UK

Rachel Johnson Goes On 'Poverty Safari' For BBC Documentary, Asking How Obese Poor People Can Still Be Hungry

04/03/2014 16:02 GMT | Updated 04/03/2014 16:59 GMT
David M. Benett via Getty Images
LONDON, ENGLAND - SEPTEMBER 09: Rachel Johnson attends the launch of 'Books Are My Bag', the campaign to reignite the nation's love of bookshops, at Foyles Charing Cross Road on September 9, 2013 in London, England. (Photo by David M. Benett/Getty Images)

Ex-magazine editor Rachel Johnson, sister to London Mayor Boris Johnson, has said she now feels "guilty" spending £3 on a coffee after observing how poor people struggled to make ends meet in a BBC documentary.

Johnson - formerly the editor of The Lady - took part in what she described as a "poverty safari" for BBC1's Famous, Rich and Hungry.

She stayed with a family in Deptford, south-east London, whose the budget for food was around a £1 a day, and mostly "white bread, sugar, and frozen stuff".

"The poor people you see on the box are all fat. How in God's name, can you be overweight and hungry? Now I know," she told the Radio Times .

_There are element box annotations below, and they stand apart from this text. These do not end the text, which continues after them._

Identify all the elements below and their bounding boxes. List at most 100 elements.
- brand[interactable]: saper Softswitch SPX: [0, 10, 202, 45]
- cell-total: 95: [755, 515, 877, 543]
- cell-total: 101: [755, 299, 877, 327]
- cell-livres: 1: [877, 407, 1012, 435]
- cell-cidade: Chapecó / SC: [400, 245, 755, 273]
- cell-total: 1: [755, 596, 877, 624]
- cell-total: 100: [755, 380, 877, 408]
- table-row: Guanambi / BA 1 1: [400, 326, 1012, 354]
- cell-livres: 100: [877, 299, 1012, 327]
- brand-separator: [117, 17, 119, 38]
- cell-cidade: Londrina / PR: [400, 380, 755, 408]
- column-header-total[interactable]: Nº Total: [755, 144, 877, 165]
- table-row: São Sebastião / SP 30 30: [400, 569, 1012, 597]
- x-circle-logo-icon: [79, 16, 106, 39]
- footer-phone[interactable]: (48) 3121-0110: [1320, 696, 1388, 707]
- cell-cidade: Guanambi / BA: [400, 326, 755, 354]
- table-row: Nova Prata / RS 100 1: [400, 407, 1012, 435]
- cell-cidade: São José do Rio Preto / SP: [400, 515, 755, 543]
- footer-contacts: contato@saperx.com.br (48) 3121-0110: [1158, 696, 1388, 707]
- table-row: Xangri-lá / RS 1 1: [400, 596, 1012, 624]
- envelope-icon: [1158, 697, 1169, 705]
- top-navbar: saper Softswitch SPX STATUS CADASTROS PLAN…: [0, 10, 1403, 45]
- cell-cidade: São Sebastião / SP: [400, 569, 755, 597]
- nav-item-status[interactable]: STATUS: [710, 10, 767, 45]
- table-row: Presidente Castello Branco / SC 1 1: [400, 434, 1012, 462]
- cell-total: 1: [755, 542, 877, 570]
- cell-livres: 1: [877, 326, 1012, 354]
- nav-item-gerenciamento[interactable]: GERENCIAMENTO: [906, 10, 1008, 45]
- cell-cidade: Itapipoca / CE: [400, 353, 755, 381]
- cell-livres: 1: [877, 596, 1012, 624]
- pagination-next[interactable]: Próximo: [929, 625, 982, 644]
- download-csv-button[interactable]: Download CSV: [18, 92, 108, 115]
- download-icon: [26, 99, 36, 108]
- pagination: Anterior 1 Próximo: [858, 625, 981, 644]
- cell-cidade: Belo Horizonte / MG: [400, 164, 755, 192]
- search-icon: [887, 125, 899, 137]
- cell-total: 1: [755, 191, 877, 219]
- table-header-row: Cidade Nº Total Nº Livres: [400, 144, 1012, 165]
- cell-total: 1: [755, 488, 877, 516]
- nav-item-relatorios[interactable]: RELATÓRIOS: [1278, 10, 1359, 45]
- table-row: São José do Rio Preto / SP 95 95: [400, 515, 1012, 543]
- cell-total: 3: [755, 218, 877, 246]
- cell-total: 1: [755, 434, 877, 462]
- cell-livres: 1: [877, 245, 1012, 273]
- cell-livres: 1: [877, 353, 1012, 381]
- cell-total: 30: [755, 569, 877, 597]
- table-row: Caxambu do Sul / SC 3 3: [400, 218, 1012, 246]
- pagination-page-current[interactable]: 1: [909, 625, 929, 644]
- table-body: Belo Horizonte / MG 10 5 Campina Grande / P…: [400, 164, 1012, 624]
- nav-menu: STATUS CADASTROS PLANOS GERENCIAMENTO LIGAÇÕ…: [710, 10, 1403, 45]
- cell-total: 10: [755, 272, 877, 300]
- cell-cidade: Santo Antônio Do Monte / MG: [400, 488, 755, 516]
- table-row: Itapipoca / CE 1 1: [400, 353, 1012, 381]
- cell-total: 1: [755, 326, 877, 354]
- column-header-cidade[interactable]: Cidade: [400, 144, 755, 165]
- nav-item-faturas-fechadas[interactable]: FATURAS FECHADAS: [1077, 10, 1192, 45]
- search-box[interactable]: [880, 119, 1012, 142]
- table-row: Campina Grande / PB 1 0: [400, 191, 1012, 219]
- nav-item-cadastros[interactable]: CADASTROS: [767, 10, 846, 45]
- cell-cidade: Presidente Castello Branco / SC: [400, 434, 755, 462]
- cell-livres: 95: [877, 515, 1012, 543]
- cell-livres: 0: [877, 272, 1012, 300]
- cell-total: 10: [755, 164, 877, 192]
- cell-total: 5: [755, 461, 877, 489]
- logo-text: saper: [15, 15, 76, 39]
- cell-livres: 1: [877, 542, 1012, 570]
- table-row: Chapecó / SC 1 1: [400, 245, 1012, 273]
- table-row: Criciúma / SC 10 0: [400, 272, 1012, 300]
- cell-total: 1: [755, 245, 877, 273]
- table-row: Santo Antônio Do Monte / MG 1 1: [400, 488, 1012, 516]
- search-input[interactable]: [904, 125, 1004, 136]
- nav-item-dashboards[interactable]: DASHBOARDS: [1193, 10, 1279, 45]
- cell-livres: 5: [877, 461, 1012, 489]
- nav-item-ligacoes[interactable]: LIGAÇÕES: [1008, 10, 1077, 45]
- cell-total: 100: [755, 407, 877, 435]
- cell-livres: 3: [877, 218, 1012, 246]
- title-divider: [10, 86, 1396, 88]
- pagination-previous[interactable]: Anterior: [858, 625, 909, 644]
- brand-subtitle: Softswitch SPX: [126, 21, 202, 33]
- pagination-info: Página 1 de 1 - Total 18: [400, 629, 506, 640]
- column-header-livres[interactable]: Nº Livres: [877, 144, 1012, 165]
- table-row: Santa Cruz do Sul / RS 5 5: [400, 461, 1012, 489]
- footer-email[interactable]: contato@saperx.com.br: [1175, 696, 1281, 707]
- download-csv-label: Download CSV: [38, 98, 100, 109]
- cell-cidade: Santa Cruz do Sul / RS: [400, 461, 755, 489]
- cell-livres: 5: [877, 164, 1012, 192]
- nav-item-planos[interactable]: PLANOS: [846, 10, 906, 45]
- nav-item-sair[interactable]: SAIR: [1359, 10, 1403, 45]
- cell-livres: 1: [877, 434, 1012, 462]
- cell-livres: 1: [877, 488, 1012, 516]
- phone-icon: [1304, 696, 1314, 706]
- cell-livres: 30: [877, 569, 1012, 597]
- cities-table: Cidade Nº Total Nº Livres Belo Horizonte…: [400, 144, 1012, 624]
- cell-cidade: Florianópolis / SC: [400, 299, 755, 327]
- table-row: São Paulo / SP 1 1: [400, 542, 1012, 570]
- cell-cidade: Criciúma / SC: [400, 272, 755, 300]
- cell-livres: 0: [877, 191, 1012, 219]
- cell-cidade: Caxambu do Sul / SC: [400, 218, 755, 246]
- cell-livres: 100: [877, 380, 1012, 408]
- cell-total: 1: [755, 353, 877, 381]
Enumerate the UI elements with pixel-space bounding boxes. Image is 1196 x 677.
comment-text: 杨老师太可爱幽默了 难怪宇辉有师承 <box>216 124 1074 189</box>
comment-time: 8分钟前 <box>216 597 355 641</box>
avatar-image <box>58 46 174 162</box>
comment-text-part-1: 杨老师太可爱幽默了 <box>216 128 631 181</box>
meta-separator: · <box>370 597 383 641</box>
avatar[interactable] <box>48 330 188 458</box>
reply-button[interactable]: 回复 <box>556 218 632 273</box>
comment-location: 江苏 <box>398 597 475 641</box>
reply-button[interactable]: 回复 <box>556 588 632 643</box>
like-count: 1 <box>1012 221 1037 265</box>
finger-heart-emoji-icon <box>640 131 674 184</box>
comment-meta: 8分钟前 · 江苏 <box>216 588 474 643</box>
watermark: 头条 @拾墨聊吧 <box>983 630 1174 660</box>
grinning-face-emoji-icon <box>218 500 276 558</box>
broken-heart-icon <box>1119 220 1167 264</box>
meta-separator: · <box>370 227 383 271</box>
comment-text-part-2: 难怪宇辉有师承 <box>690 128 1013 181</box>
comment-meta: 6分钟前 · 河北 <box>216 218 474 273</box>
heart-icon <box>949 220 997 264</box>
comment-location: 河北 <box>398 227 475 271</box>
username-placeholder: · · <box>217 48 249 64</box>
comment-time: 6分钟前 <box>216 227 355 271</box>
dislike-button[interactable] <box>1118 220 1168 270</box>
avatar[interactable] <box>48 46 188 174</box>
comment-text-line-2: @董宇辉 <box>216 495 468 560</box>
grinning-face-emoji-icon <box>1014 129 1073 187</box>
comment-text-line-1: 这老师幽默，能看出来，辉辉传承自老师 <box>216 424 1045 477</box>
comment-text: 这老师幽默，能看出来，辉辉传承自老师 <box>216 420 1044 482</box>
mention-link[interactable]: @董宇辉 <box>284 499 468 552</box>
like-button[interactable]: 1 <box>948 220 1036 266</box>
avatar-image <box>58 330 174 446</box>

"There's this terrible sense of human waste. They're existing, rather than living, like battery hens. Apart from the telly and the cigarettes, they are living like animals."

But she said that her friends have said they were jealous of her experience. “Bizarrely, I think there’s a lot of envy. ‘Lucky old Rachel, she went on poverty safari!’ An experience they can never have, even with all the money they’ve got," she said.

Made In Chelsea's Jamie Laing, ex-EastEnders actress Cheryl Fergison, Dragons' Den's Theo Paphitis and Johnson are all taking part in the series.

The documentary is made by Love Productions, who also made the controversial programme Benefits Street.